Por Isabela Germano

O trabalho com comunicação nos dá oportunidades maravilhosas de estar pertinho da cultura do nosso país e poder contribuir para apresentá-la a todo o Brasil. Nos dias 28 e 29 de outubro, fui para Resplendor, em Minas Gerais, acompanhar o jornal O Globo e a TV Globo na pré-estreia da nova série do Canal Futura: “Krenak, vivos na natureza morta”, que mostra o impacto na aldeia, margeada pelo Rio Doce, do rompimento da barragem de rejeitos de Fundão, em Mariana. Eu estava, então, no cenário da maior tragédia ambiental do país. Pude compreender a o sofrimento e a luta desse povo.                

A viagem foi longa. Dois aviões e uma estrada, totalizando mais de cinco horas.
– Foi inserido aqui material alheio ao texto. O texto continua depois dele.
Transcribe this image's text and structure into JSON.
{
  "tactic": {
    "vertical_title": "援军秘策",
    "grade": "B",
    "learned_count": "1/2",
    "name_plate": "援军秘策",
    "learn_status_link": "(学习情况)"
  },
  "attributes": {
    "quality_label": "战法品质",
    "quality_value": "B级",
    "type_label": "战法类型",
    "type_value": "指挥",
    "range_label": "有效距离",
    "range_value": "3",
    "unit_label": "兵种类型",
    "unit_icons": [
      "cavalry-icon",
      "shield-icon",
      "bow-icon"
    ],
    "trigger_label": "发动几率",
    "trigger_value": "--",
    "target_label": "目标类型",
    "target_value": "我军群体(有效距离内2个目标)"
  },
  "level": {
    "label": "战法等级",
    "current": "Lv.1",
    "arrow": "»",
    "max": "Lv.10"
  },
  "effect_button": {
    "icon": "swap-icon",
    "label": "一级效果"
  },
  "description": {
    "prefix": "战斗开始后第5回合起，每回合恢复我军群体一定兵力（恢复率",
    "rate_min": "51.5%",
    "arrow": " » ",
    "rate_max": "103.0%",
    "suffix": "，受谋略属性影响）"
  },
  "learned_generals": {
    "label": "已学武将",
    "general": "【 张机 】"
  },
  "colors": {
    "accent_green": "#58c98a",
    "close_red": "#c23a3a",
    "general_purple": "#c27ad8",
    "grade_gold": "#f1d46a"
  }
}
Chegamos ao município de Resplendor por volta das 16h e de lá seguimos para a aldeia. Como já era esperado, o contato inicial com os indígenas foi um pouco distante, afinal, eles precisam ter confiança em quem está pisando nas suas terras. A intermediação foi feita por meio da diretora Andrea Pilar, que ficou imersa na aldeia durante 28 dias para a produção do programa.

A ideia era projetar os cinco episódios à luz do luar. E assim foi feito. Mas, antes, pegamos a van e fomos até a beira do Rio Doce. Ao longo do trajeto, aquele impacto: a escassez do rio e a desertificação. Que tristeza! Quanta natureza morta e 540 índios afetados. Quando chegamos ao Rio Doce, foi possível notar a tristeza e o luto no olhar de cada índio presente. Ali, eles realizavam seus rituais, pescavam o seu peixe e colhiam as ervas que serviam de remédio para todos da aldeia. Agora, nada mais é possível. 

Conversamos com os líderes da tribo, com os índios que protagonizaram a série e, por fim, tivemos a sorte de conhecer a Dejanira Pajé do “povo do Uatu”, como eles se denominam. O vídeo comemorativo dos 20 anos do Futura abriu a noite, seguido dos cinco episódios da nova série. Após a exibição, tivemos uma roda de bate-papo com a diretora Andréa Pilar e os participantes do filme.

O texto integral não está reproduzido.